La multitude des oiseaux rassemblés sur ce rocher étoit si grande, que souvent nous distinguions leurs cris pendant le mugissement des tempêtes. Ces oiseaux avoient des voix extraordinaires, comme celles qui sortoient des mers ; si l’Océan a sa Flore, il a aussi sa Philomèle : lorsqu’au coucher du soleil le courlis siffle sur la pointe d’un rocher et que le bruit sourd des vagues l’accompagne, c’est une des harmonies les plus plaintives qu’on puisse entendre ; jamais l’épouse de Céix n’a rempli de tant de douleurs les rivages témoins de ses infortunes.

Une parfaite intelligence régnoit dans la république du Colombier. Aussitôt qu’un citoyen étoit né, sa mère le précipitoit dans les vagues, comme ces peuples barbares qui plongeoient leurs enfants dans les fleuves, pour les endurcir contre les fatigues de la vie. Des courriers partoient sans cesse de cette Tyr avec des gardes nombreuses, qui, par ordre de la Providence, se dispersoient sur les mers pour secourir les vaisseaux. Les uns se placent à quarante ou cinquante lieues d’une terre inconnue, et deviennent un indice certain pour le pilote qui les découvre flottants sur l’onde comme les bouées d’une ancre ; d’autres se cantonnent sur un récif, et, sentinelles vigilantes, élèvent pendant la nuit une voix lugubre, pour écarter les navigateurs ; d’autres encore, par la blancheur de leur plumage, sont de véritables phares sur la noirceur des rochers.

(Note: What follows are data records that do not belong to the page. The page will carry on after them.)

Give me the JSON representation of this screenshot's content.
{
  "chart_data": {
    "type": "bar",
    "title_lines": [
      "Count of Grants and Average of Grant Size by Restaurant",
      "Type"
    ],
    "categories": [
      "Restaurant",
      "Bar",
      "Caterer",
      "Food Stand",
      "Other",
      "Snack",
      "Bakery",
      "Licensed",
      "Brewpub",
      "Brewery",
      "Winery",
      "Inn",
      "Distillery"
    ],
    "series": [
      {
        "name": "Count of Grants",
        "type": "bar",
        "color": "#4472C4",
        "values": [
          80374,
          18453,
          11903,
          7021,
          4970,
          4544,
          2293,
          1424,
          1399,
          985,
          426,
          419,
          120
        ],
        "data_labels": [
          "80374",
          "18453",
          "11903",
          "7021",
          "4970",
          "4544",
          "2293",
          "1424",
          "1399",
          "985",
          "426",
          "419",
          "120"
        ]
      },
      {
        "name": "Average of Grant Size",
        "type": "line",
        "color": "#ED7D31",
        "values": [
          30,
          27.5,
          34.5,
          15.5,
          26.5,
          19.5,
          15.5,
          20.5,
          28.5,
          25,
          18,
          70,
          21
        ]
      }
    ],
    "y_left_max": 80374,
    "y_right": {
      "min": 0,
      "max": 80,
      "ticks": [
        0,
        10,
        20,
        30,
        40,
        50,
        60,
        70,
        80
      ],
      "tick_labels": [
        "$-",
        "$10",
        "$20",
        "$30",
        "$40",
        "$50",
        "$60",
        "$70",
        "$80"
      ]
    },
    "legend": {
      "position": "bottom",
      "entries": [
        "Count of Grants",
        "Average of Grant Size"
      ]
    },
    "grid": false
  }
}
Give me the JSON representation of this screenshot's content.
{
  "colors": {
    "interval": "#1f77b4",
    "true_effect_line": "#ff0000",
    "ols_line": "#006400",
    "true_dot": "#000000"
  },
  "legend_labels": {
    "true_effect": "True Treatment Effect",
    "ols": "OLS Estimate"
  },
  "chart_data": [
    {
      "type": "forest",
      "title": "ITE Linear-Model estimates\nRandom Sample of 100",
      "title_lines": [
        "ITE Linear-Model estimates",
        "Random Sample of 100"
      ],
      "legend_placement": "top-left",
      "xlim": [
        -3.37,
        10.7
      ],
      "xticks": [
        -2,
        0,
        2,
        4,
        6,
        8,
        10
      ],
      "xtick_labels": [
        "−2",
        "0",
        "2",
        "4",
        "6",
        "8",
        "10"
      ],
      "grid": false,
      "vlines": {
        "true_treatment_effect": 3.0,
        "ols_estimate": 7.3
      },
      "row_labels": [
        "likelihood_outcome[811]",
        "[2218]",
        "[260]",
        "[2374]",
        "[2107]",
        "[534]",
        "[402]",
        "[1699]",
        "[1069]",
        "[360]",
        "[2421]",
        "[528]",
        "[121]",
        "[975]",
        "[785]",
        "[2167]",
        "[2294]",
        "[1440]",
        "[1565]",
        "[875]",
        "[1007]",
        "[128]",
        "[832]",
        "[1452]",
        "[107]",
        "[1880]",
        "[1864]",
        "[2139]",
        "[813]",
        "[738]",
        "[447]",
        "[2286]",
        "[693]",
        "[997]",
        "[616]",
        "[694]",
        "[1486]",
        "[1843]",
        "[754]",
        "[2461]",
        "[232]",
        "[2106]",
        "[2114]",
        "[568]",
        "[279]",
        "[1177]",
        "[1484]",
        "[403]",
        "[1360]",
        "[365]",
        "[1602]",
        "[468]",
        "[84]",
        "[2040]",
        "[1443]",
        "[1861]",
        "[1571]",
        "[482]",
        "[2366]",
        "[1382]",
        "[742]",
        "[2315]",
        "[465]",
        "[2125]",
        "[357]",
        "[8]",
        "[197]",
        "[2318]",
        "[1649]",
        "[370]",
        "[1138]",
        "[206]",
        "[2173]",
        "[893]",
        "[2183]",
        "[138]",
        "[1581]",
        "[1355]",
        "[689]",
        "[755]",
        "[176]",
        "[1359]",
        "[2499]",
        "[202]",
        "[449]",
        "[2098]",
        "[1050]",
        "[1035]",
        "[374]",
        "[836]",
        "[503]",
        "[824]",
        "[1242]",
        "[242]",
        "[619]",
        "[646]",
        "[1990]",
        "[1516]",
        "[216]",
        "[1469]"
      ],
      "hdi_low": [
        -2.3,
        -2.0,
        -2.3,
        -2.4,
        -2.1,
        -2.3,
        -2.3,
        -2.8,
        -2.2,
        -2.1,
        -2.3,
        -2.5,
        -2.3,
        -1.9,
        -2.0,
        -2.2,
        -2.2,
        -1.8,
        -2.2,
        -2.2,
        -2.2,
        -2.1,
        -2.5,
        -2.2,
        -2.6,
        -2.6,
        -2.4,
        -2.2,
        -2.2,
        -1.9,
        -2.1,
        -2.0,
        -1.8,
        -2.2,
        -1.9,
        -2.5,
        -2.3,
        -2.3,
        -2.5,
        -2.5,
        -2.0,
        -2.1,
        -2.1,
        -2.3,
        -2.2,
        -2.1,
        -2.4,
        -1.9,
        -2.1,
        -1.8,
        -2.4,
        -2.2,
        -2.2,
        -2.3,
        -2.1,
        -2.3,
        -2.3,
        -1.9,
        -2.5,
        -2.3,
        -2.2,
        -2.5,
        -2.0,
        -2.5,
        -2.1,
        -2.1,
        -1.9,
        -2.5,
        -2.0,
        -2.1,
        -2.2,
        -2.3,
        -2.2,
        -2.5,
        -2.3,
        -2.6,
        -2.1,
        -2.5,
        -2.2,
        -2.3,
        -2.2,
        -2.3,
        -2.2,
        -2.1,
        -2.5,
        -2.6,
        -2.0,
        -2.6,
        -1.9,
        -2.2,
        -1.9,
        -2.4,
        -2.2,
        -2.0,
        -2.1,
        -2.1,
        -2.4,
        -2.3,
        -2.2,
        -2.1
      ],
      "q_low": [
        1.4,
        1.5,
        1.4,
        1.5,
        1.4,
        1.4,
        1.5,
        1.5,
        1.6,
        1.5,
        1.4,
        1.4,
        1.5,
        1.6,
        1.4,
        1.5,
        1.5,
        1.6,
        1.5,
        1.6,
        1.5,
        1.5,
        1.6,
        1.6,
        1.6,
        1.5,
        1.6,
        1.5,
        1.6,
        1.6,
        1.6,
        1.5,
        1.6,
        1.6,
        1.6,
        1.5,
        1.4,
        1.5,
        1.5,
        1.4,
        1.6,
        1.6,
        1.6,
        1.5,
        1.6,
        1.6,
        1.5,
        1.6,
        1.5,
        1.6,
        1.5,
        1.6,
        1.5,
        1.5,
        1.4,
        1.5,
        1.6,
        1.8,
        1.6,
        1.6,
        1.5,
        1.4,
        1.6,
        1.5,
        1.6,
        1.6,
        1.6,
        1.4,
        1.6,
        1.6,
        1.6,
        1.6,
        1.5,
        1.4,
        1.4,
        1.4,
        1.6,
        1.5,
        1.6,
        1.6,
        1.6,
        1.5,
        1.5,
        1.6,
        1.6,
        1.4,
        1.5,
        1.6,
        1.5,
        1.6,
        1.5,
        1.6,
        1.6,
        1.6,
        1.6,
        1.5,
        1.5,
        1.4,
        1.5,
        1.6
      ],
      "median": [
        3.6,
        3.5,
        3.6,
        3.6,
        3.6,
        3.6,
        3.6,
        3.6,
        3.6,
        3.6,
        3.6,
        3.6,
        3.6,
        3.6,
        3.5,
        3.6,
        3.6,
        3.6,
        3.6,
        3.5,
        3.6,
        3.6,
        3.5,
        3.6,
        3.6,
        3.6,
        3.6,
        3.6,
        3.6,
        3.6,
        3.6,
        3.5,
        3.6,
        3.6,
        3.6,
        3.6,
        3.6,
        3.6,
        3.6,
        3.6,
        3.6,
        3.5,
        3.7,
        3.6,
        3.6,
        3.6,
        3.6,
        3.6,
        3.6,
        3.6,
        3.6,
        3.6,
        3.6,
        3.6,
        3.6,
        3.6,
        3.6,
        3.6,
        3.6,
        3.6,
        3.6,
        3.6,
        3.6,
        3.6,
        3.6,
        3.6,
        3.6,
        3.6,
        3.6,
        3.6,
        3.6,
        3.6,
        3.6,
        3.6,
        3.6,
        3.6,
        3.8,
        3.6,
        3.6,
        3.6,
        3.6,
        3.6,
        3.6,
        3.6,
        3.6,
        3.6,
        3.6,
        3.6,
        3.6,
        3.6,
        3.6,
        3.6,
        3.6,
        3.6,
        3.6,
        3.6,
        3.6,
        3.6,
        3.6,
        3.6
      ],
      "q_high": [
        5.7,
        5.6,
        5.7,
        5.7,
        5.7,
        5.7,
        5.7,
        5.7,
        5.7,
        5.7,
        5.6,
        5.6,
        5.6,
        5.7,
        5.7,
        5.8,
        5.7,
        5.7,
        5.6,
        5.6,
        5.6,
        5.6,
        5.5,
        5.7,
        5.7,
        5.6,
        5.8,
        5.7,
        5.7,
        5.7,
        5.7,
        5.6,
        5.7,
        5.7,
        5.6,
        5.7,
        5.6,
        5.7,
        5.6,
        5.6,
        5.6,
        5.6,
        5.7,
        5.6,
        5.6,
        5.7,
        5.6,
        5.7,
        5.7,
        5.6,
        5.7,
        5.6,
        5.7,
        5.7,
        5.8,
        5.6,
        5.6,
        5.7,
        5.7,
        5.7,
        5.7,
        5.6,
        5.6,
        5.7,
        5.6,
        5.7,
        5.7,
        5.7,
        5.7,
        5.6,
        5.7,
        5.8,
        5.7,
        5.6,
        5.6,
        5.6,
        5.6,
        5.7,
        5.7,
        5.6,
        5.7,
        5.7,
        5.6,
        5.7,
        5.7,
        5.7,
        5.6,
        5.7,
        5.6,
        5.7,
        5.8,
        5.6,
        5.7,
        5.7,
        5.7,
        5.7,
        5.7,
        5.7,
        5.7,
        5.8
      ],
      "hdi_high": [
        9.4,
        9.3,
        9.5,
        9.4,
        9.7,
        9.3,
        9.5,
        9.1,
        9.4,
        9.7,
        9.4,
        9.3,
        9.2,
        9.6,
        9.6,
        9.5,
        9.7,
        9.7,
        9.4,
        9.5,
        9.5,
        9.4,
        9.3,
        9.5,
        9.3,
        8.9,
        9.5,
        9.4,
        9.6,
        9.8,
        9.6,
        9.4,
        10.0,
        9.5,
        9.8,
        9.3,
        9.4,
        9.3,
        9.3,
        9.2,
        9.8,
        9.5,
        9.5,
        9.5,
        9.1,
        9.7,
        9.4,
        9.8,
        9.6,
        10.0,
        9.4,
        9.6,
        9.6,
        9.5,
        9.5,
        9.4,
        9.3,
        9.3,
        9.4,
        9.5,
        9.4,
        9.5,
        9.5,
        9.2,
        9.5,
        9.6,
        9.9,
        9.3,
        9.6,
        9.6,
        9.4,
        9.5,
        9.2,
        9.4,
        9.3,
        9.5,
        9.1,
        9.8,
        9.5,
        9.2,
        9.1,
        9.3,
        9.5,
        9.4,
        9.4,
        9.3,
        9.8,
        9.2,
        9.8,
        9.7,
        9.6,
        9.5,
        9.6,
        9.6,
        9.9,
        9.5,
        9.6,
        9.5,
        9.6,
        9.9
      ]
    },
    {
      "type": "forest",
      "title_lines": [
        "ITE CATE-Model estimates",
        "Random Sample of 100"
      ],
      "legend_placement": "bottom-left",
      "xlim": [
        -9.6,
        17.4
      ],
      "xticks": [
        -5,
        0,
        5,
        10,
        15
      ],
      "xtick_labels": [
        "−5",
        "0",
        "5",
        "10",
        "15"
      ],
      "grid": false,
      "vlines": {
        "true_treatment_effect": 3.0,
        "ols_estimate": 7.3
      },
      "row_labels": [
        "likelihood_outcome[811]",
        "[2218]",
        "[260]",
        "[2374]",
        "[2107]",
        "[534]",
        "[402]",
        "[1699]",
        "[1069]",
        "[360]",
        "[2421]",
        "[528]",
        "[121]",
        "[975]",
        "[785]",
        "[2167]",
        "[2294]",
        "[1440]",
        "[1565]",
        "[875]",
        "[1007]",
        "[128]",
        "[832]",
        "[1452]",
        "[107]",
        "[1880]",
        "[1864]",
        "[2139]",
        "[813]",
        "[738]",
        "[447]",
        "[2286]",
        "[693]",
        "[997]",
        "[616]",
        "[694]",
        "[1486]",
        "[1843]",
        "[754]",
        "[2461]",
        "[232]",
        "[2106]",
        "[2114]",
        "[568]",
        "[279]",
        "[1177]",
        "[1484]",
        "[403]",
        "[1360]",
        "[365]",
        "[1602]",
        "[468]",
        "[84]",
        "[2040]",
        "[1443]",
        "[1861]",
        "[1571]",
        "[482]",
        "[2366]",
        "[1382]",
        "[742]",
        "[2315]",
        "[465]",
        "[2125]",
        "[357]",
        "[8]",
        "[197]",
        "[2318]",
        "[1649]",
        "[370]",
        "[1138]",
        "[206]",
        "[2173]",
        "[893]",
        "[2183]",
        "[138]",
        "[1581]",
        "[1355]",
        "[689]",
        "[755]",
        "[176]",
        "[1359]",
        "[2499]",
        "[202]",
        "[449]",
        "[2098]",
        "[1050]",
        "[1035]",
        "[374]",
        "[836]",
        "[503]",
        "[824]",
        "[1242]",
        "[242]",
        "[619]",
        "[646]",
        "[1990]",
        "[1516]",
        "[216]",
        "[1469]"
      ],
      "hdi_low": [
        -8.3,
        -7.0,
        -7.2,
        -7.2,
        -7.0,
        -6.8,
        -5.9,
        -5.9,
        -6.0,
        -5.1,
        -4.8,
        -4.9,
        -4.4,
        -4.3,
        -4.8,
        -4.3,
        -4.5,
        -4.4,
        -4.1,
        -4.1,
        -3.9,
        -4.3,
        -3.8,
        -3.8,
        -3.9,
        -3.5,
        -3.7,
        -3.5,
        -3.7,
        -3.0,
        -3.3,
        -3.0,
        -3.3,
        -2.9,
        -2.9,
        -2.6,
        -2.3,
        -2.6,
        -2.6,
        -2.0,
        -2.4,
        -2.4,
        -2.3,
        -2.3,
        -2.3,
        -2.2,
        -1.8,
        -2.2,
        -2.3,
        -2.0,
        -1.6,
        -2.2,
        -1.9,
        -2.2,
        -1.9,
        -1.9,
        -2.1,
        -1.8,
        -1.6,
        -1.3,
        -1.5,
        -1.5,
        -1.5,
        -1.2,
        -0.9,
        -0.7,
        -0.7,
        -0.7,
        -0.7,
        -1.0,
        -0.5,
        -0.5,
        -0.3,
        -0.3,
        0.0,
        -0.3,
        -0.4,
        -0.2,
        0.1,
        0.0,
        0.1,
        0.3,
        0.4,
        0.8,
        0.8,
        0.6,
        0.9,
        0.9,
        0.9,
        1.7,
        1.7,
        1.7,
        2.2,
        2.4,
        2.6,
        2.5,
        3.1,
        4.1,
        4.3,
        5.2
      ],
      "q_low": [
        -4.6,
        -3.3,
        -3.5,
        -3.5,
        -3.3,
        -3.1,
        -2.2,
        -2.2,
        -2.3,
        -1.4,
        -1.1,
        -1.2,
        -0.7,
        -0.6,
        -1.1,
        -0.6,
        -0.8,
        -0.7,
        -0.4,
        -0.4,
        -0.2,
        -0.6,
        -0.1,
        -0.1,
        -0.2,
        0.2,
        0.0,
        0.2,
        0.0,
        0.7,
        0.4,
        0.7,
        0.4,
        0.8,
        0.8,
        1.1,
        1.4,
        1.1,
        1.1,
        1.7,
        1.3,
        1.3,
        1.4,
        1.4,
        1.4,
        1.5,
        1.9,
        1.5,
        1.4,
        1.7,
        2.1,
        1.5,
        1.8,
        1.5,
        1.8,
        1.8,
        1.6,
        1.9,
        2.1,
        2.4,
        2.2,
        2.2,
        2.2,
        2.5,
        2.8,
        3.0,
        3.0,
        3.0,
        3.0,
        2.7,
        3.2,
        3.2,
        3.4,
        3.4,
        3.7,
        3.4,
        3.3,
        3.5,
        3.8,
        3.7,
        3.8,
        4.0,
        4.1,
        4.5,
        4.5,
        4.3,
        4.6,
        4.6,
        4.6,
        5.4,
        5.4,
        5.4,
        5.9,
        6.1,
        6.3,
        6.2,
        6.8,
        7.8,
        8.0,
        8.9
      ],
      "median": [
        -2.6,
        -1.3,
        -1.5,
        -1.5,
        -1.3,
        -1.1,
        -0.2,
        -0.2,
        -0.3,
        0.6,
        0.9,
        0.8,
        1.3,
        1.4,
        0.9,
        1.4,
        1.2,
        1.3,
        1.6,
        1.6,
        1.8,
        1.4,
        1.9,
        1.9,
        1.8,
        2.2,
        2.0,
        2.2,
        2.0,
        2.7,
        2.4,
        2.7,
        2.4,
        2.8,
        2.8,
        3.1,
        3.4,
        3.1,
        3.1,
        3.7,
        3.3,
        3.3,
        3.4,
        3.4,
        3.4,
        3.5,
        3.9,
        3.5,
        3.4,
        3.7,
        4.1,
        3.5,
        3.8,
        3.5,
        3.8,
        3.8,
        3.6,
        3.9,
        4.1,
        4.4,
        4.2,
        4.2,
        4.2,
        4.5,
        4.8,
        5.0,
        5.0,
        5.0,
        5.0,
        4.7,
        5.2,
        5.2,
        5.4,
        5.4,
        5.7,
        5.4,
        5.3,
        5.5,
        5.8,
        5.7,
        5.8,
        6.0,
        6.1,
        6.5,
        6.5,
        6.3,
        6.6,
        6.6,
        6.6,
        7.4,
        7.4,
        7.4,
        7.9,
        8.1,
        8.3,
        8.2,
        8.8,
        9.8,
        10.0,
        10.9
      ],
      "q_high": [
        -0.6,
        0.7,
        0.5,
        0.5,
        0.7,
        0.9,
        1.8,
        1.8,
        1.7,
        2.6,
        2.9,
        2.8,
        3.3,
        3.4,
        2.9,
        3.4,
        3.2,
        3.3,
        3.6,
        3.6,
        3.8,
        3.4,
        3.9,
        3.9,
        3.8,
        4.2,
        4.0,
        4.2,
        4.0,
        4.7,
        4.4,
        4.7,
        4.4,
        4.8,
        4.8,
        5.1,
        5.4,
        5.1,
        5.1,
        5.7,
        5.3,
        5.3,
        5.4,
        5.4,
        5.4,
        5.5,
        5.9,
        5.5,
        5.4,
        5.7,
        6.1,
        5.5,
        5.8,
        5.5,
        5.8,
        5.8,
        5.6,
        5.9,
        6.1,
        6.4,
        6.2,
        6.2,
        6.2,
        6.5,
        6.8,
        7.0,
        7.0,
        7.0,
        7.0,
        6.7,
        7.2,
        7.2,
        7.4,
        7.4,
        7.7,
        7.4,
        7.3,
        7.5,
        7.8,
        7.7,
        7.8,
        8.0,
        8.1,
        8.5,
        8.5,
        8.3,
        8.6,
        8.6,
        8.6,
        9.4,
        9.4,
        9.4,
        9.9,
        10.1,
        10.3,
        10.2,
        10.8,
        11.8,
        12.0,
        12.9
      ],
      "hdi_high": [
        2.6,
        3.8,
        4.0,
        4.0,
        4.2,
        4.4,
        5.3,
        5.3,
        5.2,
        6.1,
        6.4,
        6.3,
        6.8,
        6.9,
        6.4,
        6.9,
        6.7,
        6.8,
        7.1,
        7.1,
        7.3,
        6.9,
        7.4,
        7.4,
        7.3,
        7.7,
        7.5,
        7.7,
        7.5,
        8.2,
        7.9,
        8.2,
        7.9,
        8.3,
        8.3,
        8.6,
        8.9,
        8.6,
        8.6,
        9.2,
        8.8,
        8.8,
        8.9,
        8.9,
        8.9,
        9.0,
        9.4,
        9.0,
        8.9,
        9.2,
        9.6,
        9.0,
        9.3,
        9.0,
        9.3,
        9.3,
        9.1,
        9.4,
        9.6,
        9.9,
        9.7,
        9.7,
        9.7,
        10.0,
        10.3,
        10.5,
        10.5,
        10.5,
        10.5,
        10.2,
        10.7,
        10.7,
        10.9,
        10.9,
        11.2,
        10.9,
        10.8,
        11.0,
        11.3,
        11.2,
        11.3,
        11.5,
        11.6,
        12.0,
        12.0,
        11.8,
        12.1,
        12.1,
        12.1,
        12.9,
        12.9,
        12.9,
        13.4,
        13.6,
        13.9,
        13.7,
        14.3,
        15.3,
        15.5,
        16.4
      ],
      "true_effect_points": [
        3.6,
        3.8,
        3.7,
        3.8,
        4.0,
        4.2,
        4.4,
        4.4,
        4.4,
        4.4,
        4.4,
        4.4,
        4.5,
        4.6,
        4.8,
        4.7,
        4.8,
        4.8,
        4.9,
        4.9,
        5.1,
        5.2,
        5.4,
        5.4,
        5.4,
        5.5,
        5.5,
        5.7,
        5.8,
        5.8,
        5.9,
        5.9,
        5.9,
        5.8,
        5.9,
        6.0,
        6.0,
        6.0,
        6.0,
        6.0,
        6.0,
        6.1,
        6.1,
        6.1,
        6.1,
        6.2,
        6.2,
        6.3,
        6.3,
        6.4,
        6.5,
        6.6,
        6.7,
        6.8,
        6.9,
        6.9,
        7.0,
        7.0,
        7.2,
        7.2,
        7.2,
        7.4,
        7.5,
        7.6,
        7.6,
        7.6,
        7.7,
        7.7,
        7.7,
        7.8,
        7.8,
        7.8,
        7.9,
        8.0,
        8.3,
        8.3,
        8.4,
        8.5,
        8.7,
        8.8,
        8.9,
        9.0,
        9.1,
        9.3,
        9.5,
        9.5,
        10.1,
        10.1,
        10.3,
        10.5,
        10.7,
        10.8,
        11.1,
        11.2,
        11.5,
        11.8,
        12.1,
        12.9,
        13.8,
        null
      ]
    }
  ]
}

Nous présumons que c’est pour la même raison que la bonté de Dieu a rendu l’écume des flots phosphorique, et toujours plus éclatante parmi les brisants, en raison de la violence de la tempête : beaucoup de vaisseaux périroient dans les ténèbres sans ces fanaux miraculeux allumés par la Providence sur les écueils.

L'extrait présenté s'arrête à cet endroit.